The journal is intended to be a resource for all with interest in canon law and particularly for those with concern for the canonical tradition of The Episcopal Church. It is hoped that this will include the chancellors of The Episcopal Church and its several dioceses, the participants in diocesan conventions and the General Convention (who enact canon laws for The Episcopal Church), canon lawyers, and those who like the editor have responsibility for teaching canon law to Episcopal seminarians.

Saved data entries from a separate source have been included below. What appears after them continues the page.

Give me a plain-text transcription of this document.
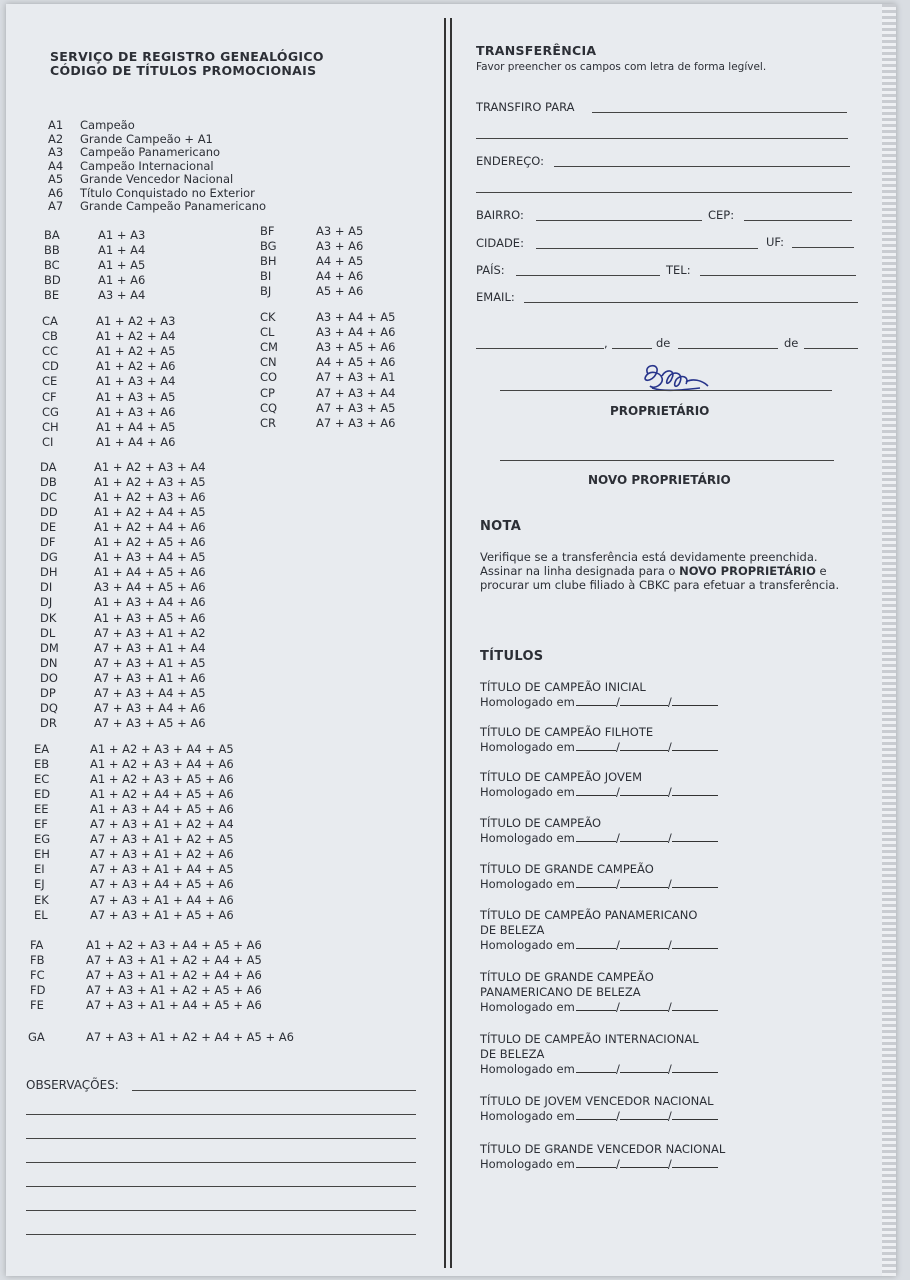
SERVIÇO DE REGISTRO GENEALÓGICO
CÓDIGO DE TÍTULOS PROMOCIONAIS
A1 Campeão
A2 Grande Campeão + A1
A3 Campeão Panamericano
A4 Campeão Internacional
A5 Grande Vencedor Nacional
A6 Título Conquistado no Exterior
A7 Grande Campeão Panamericano
BA	A1 + A3
BB	A1 + A4
BC	A1 + A5
BD	A1 + A6
BE	A3 + A4
BF	A3 + A5
BG	A3 + A6
BH	A4 + A5
BI	A4 + A6
BJ	A5 + A6
CA	A1 + A2 + A3
CB	A1 + A2 + A4
CC	A1 + A2 + A5
CD	A1 + A2 + A6
CE	A1 + A3 + A4
CF	A1 + A3 + A5
CG	A1 + A3 + A6
CH	A1 + A4 + A5
CI	A1 + A4 + A6
CK	A3 + A4 + A5
CL	A3 + A4 + A6
CM	A3 + A5 + A6
CN	A4 + A5 + A6
CO	A7 + A3 + A1
CP	A7 + A3 + A4
CQ	A7 + A3 + A5
CR	A7 + A3 + A6
DA	A1 + A2 + A3 + A4
DB	A1 + A2 + A3 + A5
DC	A1 + A2 + A3 + A6
DD	A1 + A2 + A4 + A5
DE	A1 + A2 + A4 + A6
DF	A1 + A2 + A5 + A6
DG	A1 + A3 + A4 + A5
DH	A1 + A4 + A5 + A6
DI	A3 + A4 + A5 + A6
DJ	A1 + A3 + A4 + A6
DK	A1 + A3 + A5 + A6
DL	A7 + A3 + A1 + A2
DM	A7 + A3 + A1 + A4
DN	A7 + A3 + A1 + A5
DO	A7 + A3 + A1 + A6
DP	A7 + A3 + A4 + A5
DQ	A7 + A3 + A4 + A6
DR	A7 + A3 + A5 + A6
EA	A1 + A2 + A3 + A4 + A5
EB	A1 + A2 + A3 + A4 + A6
EC	A1 + A2 + A3 + A5 + A6
ED	A1 + A2 + A4 + A5 + A6
EE	A1 + A3 + A4 + A5 + A6
EF	A7 + A3 + A1 + A2 + A4
EG	A7 + A3 + A1 + A2 + A5
EH	A7 + A3 + A1 + A2 + A6
EI	A7 + A3 + A1 + A4 + A5
EJ	A7 + A3 + A4 + A5 + A6
EK	A7 + A3 + A1 + A4 + A6
EL	A7 + A3 + A1 + A5 + A6
FA	A1 + A2 + A3 + A4 + A5 + A6
FB	A7 + A3 + A1 + A2 + A4 + A5
FC	A7 + A3 + A1 + A2 + A4 + A6
FD	A7 + A3 + A1 + A2 + A5 + A6
FE	A7 + A3 + A1 + A4 + A5 + A6
GA	A7 + A3 + A1 + A2 + A4 + A5 + A6
OBSERVAÇÕES:
TRANSFERÊNCIA
Favor preencher os campos com letra de forma legível.
TRANSFIRO PARA
ENDEREÇO:
BAIRRO:	CEP:
CIDADE:	UF:
PAÍS:	TEL:
EMAIL:
,	de	de
PROPRIETÁRIO
NOVO PROPRIETÁRIO
NOTA
Verifique se a transferência está devidamente preenchida.
Assinar na linha designada para o NOVO PROPRIETÁRIO e
procurar um clube filiado à CBKC para efetuar a transferência.
TÍTULOS
TÍTULO DE CAMPEÃO INICIAL
Homologado em	/	/
TÍTULO DE CAMPEÃO FILHOTE
Homologado em	/	/
TÍTULO DE CAMPEÃO JOVEM
Homologado em	/	/
TÍTULO DE CAMPEÃO
Homologado em	/	/
TÍTULO DE GRANDE CAMPEÃO
Homologado em	/	/
TÍTULO DE CAMPEÃO PANAMERICANO
DE BELEZA
Homologado em	/	/
TÍTULO DE GRANDE CAMPEÃO
PANAMERICANO DE BELEZA
Homologado em	/	/
TÍTULO DE CAMPEÃO INTERNACIONAL
DE BELEZA
Homologado em	/	/
TÍTULO DE JOVEM VENCEDOR NACIONAL
Homologado em	/	/
TÍTULO DE GRANDE VENCEDOR NACIONAL
Homologado em	/	/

It is further hoped that canonists and scholars from other parts of the Anglican Communion and from other religious traditions will find the material of interest.

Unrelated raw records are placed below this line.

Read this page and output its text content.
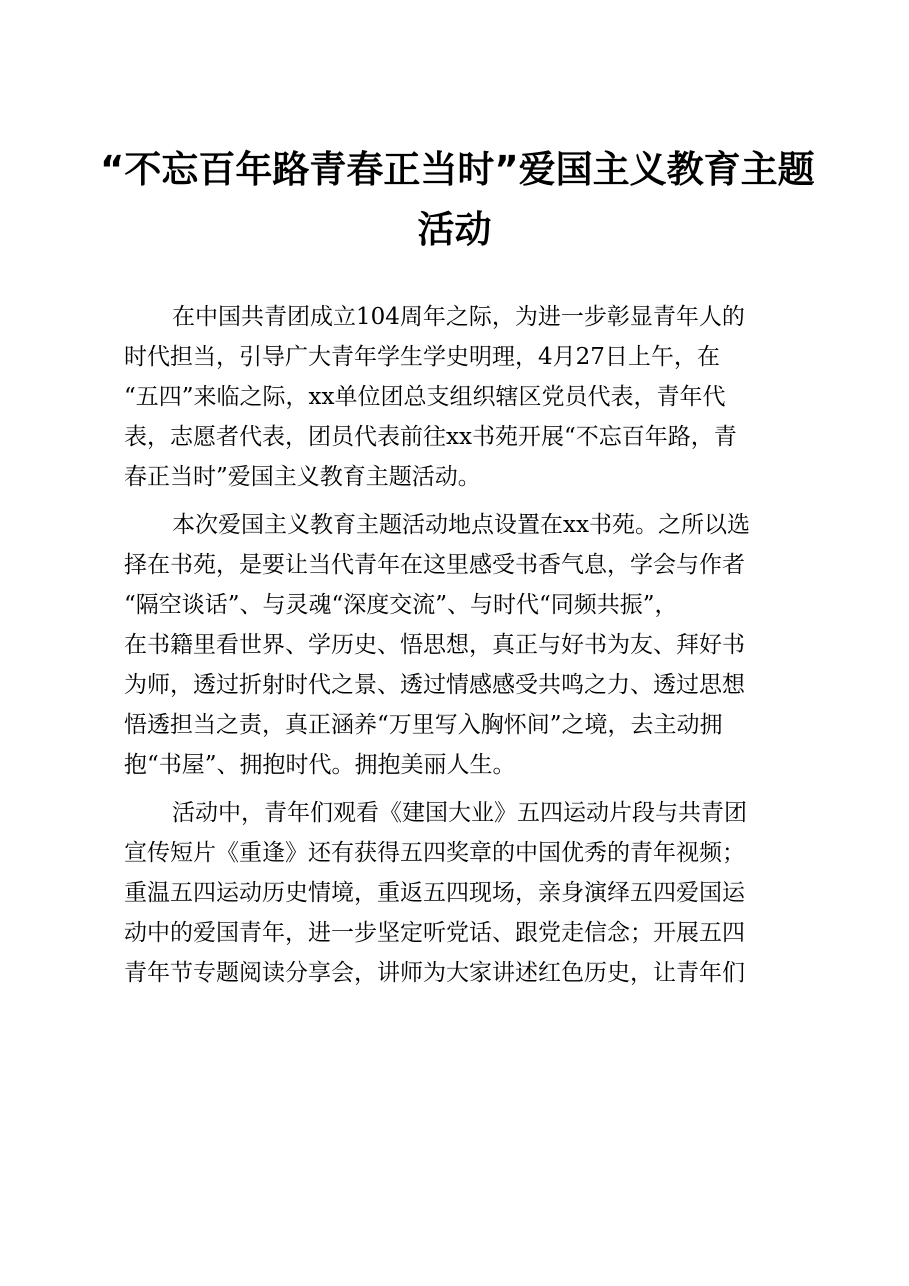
“不忘百年路青春正当时”爱国主义教育主题
活动
在中国共青团成立104周年之际，为进一步彰显青年人的
时代担当，引导广大青年学生学史明理，4月27日上午，在
“五四”来临之际，xx单位团总支组织辖区党员代表，青年代
表，志愿者代表，团员代表前往xx书苑开展“不忘百年路，青
春正当时”爱国主义教育主题活动。
本次爱国主义教育主题活动地点设置在xx书苑。之所以选
择在书苑，是要让当代青年在这里感受书香气息，学会与作者
“隔空谈话”、与灵魂“深度交流”、与时代“同频共振”，
在书籍里看世界、学历史、悟思想，真正与好书为友、拜好书
为师，透过折射时代之景、透过情感感受共鸣之力、透过思想
悟透担当之责，真正涵养“万里写入胸怀间”之境，去主动拥
抱“书屋”、拥抱时代。拥抱美丽人生。
活动中，青年们观看《建国大业》五四运动片段与共青团
宣传短片《重逢》还有获得五四奖章的中国优秀的青年视频；
重温五四运动历史情境，重返五四现场，亲身演绎五四爱国运
动中的爱国青年，进一步坚定听党话、跟党走信念；开展五四
青年节专题阅读分享会，讲师为大家讲述红色历史，让青年们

The first online issue contains several articles of interest to church chancellors, including one on modern-day Standing Committees, an analysis of the practice in appointing the committees through which General Convention works, and a particularly fascinating history of oaths of conformity in the Church of England, which traces the evolution of the requirement in Article VIII of ECUSA's Constitution to sign a declaration upon ordination to conform to the "doctrine, discipline and worship" of the Episcopal Church (it is not an oath or a vow, for example). (Those interested in the niceties of the evolution of that provision, and the Catch-22 which it causes for ordinands today, should also consult this earlier post.)
Of especial interest to Episcopal canon lawyers, however, is a downloadable reprint of the first fifty or so pages of the very first commentary on PECUSA's Constitution and canons, authored by the redoubtable Rev. Francis Lister Hawks, published in 1841, and out of print ever since. The reprint contains Dr. Hawks's full commentary on the initial articles in PECUSA's Constitution, together with an historical explanation of how that Constitution came into being. Given that there are just fifteen copies of Dr. Hawks's treatise remaining in public libraries across the United States, and that none of them have been heretofore scanned, this is a very welcome publication indeed (OCR errors notwithstanding; they can be easily fixed).
I salute Dr. Prichard and his staff on a most welcome and timely endeavour.
With all due respect, my impression of the Episcopal Church in American is that it follows the golden rule - "Whoever has the gold makes the rules." (And I really don't mean any disrespect toward Dr. Pritchard - it just seems like there is no rule of law in TEC - only the rule of the powerful.)